Javenkoski met his wife, the former Lorna Baldwin, in Three Lakes, where she was vacationing with her parents, and they were married Feb. 10, 1951, in Milwaukee. The couple are the parents of four children: Lorna (David) Bewick; and Burton (Pam), William, and Mark Javenkoski.

Javenkoski died on Oct. 3, 2012, at the Jacobetti Home for Veterans in Marquette where he had been a patient since 2007. Funeral services were held at Trinity Lutheran Church in Stonington with military rites by Rapid River American Legion Post 301. He is buried at Lakewood Cemetery in Stonington.

In addition to his wife and children, Javenkoski is survived by: nine grandchildren and 14 great-grandchildren; sister, Virginia (Bruce) Schaeffer; brothers, Joseph (Ann) and Roy Javenkoski; and several nieces and nephews. He was preceded in death by his parents; a sister, Leona Briggs; and brothers, David and Clarence Javenkoski.

Nominations sought

Nominations are being sought for the Veteran of the Month program sponsored by Rapid River Legion Post 301. Program chairman, Dan Duncan, is seeking names for future honorees.
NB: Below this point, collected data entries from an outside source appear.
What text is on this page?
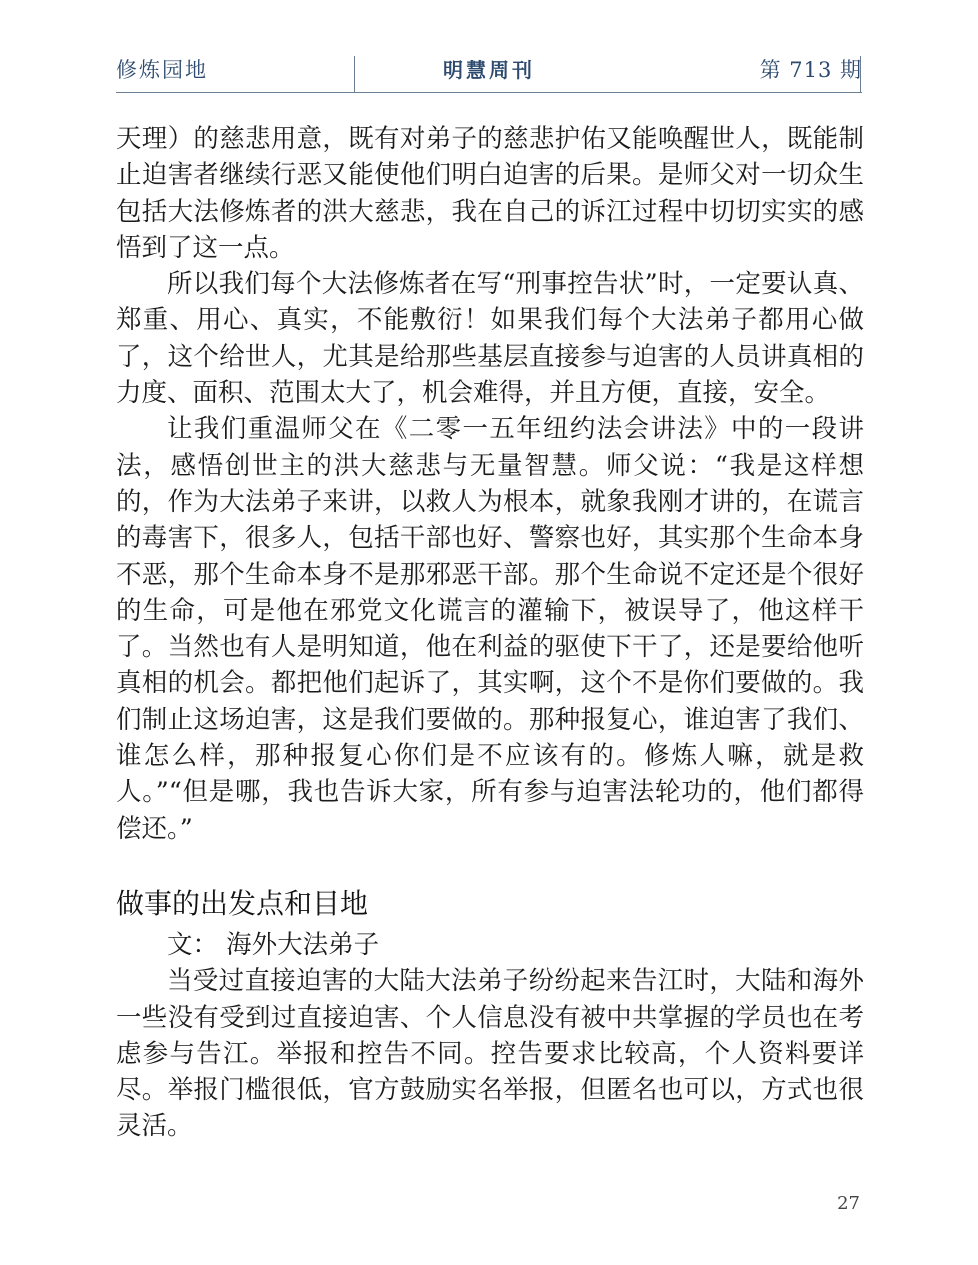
修炼园地	明慧周刊	第 713 期

天理）的慈悲用意，既有对弟子的慈悲护佑又能唤醒世人，既能制止迫害者继续行恶又能使他们明白迫害的后果。是师父对一切众生包括大法修炼者的洪大慈悲，我在自己的诉江过程中切切实实的感悟到了这一点。

所以我们每个大法修炼者在写“刑事控告状”时，一定要认真、郑重、用心、真实，不能敷衍！如果我们每个大法弟子都用心做了，这个给世人，尤其是给那些基层直接参与迫害的人员讲真相的力度、面积、范围太大了，机会难得，并且方便，直接，安全。

让我们重温师父在《二零一五年纽约法会讲法》中的一段讲法，感悟创世主的洪大慈悲与无量智慧。师父说：“我是这样想的，作为大法弟子来讲，以救人为根本，就象我刚才讲的，在谎言的毒害下，很多人，包括干部也好、警察也好，其实那个生命本身不恶，那个生命本身不是那邪恶干部。那个生命说不定还是个很好的生命，可是他在邪党文化谎言的灌输下，被误导了，他这样干了。当然也有人是明知道，他在利益的驱使下干了，还是要给他听真相的机会。都把他们起诉了，其实啊，这个不是你们要做的。我们制止这场迫害，这是我们要做的。那种报复心，谁迫害了我们、谁怎么样，那种报复心你们是不应该有的。修炼人嘛，就是救人。”“但是哪，我也告诉大家，所有参与迫害法轮功的，他们都得偿还。”

做事的出发点和目地

文： 海外大法弟子

当受过直接迫害的大陆大法弟子纷纷起来告江时，大陆和海外一些没有受到过直接迫害、个人信息没有被中共掌握的学员也在考虑参与告江。举报和控告不同。控告要求比较高，个人资料要详尽。举报门槛很低，官方鼓励实名举报，但匿名也可以，方式也很灵活。

27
The program is open to all deceased honorably discharged veterans and those who died while serving in the Armed Forces of the United States, and those who remain Missing In Action. There are no specific service dates for honoree eligibility. It is not mandatory that the honoree be a former resident of the community where the service are conducted. Out of town veterans are welcome.